Identified smaller than predicted sample sizes are a concern for those trials with negative results (38.9%), where there is an associated risk of type II error. It is therefore difficult to determine whether the results for these trials were due to absence of evidence or actual evidence of absence of effect. We also identified significant differences in the predicted and actual effect size in the control group for included studies, which may additionally influence the ability to perform accurate outcome assessment. Future use of adaptive trial designs may help to eliminate some of these issues [42] and minimise research that does not achieve its desired intention [8].

Study pragmatism

Another notable finding from our results was the high degree of pragmatism (according to PRECIS-2) identified in the included trials and the fact that a greater degree of pragmatism in approach was associated with lower likelihood of a significant result. Other research has previously highlighted how questions over the routine use of pragmatic trials may have had a role to play in the lack of translation from some trials towards change in clinical practice [43] and issues with trial recruitment [4, 44]. Surgeon and patient preference have both been shown to be influential in recruitment and retention to trauma and orthopaedic pragmatic RCTs [45]. It is vital that equipoise within the surgical community is established prior to embarking on any pragmatic trial, as recruitment bias and crossover remain a major concern. Use of the readiness assessment for pragmatic trials (RAPT) model may provide one method of determining suitability of an intervention for testing in a pragmatic trial [46]. We could not find any evidence of this tool having been used in trauma and orthopaedic research to determine the suitability of previously conducted pragmatic trials.

Alternative approaches to trial design

Another option that requires further exploration regarding utility in the domain of clinical Trauma & Orthopaedic research is a Bayesian approach to trial design. This technique has been increasingly used in the wider trial community [47, 48] and may provide significant potential benefit in the heterogeneous populations seen across the breadth of Trauma and Orthopaedics [49].

Strengths and limitations

Strengths of the study include the in-depth assessment of study quality and design for gold-standard benchmarks regarding the current state of orthopaedic research. Potential limitations to our study include that it may be possible that higher-quality evidence and lower risk of bias are seen in studies contained within other journals, but this is contradictory to what has been previously reported [8]. Post hoc power calculations were not conducted due to known methodological issues with this approach [50].

Applicability

We provide a summary of the literature with note of areas for improvement, but it should be clear that these concerns are not applicable to all included studies, and the use of many of the methods discussed such as the use of PROMs, the MCID and pragmatic trials is supported when utilised appropriately.

Conclusions

The majority of trauma and orthopaedic RCTs published in high-impact major medical journals have evidence of significant knowledge dissemination, but some notable concerns related to study quality.
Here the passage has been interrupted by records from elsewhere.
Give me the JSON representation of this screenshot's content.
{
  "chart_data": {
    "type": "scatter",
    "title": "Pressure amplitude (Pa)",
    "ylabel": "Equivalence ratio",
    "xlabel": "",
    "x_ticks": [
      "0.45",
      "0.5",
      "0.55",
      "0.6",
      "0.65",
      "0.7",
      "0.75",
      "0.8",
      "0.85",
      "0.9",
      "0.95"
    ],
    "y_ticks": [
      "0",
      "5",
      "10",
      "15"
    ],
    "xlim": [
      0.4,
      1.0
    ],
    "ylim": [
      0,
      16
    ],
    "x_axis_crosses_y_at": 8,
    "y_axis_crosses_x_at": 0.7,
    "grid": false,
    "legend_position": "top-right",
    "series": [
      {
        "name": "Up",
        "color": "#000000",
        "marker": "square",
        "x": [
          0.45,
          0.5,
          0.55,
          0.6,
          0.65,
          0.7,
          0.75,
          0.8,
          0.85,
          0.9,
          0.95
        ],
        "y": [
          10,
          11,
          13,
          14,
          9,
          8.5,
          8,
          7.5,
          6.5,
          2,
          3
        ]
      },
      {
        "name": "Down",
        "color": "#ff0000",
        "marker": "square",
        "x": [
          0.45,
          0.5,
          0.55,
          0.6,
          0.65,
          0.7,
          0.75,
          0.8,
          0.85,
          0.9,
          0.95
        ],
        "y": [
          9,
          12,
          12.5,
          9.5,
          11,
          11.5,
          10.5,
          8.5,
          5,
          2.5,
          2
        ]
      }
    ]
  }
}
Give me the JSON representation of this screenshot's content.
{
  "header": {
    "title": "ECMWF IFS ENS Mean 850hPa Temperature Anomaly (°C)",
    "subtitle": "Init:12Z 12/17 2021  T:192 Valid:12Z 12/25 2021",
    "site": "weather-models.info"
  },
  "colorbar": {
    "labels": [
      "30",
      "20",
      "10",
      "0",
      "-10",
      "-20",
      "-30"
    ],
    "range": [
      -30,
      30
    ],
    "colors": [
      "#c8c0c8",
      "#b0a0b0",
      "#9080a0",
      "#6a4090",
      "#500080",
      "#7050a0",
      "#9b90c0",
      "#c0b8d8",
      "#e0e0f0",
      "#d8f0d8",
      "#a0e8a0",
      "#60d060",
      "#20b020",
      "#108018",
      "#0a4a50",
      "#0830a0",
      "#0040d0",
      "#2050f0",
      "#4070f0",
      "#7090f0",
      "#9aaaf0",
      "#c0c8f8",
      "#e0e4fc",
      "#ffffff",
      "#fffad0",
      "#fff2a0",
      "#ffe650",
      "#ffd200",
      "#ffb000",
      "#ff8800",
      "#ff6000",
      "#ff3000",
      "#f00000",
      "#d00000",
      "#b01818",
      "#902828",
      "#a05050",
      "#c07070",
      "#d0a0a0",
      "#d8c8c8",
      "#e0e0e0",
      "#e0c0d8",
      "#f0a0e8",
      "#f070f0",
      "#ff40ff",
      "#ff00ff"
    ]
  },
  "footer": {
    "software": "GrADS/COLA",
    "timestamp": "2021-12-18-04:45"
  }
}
We suggest the following changes may assist in future publication of low-risk trials: International co-operation in the development and funding of large-scale multi-centre randomised trials, appropriate calculation of the relevant MCID for the study hypothesis with use of widely validated PROMs, measures to improve trial retention, blinding of participants to intervention allocation when utilising PROMs, prior assessment of community equipoise (with potential increased use of explanatory trials where appropriate), and potential use of Bayesian approaches to trial design.

Caution should be used in the interpretation of highly pragmatic trials as these appear less likely to be associated with statistically significant results, although the exact nature of this relationship is unclear.